Привратник и слуга уселись в лодочку, взмахнули разукрашенными веслами и через несколько минут были около беседки. Привязав лодку, они сошли на берег. Слуга начальника уезда не мог оторвать взгляда от беседки: балюстрада и решетка ее были сплошь в инкрустациях и резьбе, окна занавешены флером и шелком изумрудного цвета. Воздух был напоен ароматом лотосов, дул легкий ветерок. В воде среди водорослей плескались золотые рыбки; ласточки порхали между балками, где они свили гнезда; чайки кружили над водой; утки парами плавали у берега.

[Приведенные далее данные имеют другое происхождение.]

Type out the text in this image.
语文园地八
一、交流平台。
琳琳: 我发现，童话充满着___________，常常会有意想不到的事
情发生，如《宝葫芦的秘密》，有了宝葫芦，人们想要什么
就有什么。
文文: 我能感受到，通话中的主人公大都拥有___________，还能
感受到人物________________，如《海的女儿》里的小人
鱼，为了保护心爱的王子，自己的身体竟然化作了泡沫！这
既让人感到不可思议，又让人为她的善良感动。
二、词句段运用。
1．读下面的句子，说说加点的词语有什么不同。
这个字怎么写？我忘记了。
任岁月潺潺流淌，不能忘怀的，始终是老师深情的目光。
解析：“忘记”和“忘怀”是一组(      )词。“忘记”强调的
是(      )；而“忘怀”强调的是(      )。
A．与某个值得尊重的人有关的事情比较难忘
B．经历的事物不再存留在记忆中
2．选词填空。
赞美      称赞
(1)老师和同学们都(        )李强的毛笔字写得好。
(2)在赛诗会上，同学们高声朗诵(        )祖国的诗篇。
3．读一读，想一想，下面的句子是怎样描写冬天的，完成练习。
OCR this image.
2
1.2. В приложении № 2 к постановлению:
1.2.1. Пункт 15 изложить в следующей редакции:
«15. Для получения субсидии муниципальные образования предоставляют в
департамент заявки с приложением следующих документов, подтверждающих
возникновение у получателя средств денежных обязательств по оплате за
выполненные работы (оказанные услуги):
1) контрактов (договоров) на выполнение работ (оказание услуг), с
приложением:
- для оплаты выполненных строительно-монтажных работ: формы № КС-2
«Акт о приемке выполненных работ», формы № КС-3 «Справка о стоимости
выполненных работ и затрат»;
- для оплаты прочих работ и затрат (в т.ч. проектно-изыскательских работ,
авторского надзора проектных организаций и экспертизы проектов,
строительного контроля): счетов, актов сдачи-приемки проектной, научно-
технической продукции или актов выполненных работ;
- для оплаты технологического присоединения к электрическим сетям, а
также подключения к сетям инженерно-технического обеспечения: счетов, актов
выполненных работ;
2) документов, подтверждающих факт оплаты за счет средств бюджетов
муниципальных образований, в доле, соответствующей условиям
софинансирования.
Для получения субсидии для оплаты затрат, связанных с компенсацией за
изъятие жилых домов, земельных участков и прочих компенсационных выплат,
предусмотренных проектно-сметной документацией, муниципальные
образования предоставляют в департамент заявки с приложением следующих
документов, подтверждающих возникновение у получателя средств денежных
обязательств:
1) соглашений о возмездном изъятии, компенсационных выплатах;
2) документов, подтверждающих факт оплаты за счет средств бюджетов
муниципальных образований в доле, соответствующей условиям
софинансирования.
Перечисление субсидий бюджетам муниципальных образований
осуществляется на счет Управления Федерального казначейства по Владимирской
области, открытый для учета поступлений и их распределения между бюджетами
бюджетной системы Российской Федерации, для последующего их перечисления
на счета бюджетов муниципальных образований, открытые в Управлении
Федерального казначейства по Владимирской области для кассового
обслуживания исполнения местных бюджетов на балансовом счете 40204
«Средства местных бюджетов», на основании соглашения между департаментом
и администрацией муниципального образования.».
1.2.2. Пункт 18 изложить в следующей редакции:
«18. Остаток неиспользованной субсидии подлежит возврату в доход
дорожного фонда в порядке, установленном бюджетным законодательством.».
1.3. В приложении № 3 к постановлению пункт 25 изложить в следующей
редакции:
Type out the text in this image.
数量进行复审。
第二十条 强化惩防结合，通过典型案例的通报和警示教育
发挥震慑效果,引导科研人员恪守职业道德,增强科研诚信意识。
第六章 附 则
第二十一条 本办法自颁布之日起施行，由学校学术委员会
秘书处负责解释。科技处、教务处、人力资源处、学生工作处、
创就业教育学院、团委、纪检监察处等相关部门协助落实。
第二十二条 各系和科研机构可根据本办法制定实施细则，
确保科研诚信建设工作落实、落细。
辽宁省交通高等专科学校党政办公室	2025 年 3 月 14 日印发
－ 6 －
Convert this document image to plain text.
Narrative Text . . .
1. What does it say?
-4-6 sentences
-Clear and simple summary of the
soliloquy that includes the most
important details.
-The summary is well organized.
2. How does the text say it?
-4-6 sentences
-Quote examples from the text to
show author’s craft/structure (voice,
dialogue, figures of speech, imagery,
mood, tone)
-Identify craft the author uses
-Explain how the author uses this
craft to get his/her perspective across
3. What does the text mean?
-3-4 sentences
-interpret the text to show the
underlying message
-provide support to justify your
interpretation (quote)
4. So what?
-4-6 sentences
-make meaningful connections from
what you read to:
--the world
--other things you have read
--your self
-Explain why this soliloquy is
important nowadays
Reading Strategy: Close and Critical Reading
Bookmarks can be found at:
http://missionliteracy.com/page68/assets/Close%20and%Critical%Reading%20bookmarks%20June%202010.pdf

В самой беседке была только тростниковая кушетка, циновка из редкого узорчатого бамбука, каменная тахта и бамбуковый стол. В вазах стояли огромные букеты лазоревых лотосов. В курильнице курились самые лучшие благовония. Лу Нань с непокрытой головой и босыми ногами полулежал на тахте. Держа в руках кубок с вином, он читал древнюю книгу. Рядом стоял таз, где во льду охлаждались персики, белоснежные корни лотоса, груши, арбузы и дыни. Здесь же стояли разные закуски к вину. Подле Лу Наня находилось двое слуг: один держал в руках сосуд с вином, другой обмахивал поэта веером. Лу Нань с наслаждением читал книгу, попивая вино. Посланный Ван Цэнем слуга, не осмеливаясь подойти к поэту, стоял в стороне и тихонько вздыхал. «Ведь Лу Нань — простой смертный, как и все люди, — рассуждал он про себя, — чем же объяснить тогда, что он окружен такими благами? Взять хотя бы нашего начальника уезда — имеет степень *цзиньши, столько трудится, но разве когда-нибудь будет так беспечно жить?!»
— Ты и есть посланец начальника уезда? — прервал размышления слуги Лу Нань, оторвавшись от книги и заметив пришельца.
— Да, — ответил слуга.
— Странный человек твой начальник, — рассуждал вслух Лу Нань. — Несколько раз просил назначить день для визита, не являлся, теперь снова просит разрешения прийти. Что же это он, говорит одно, а делает другое? Как же тогда он ведет дела в уезде? Нет у меня лишнего времени возиться с ним! Хочет прийти, пусть приходит когда вздумается, незачем заранее договариваться.
— Мой господин велел мне низко поклониться вам, — обратился слуга к Лу Наню, — и просил передать, что давно уже наслышан о ваших исключительных талантах и все время мечтал о встрече с вами. Неотложные дела несколько раз подряд мешали ему осуществить это желание и заставляли нарушить свое слово. Поэтому он снова просит вас назначить день. Сделайте это, пожалуйста, чтобы я мог возвратиться к начальнику с каким-то ответом.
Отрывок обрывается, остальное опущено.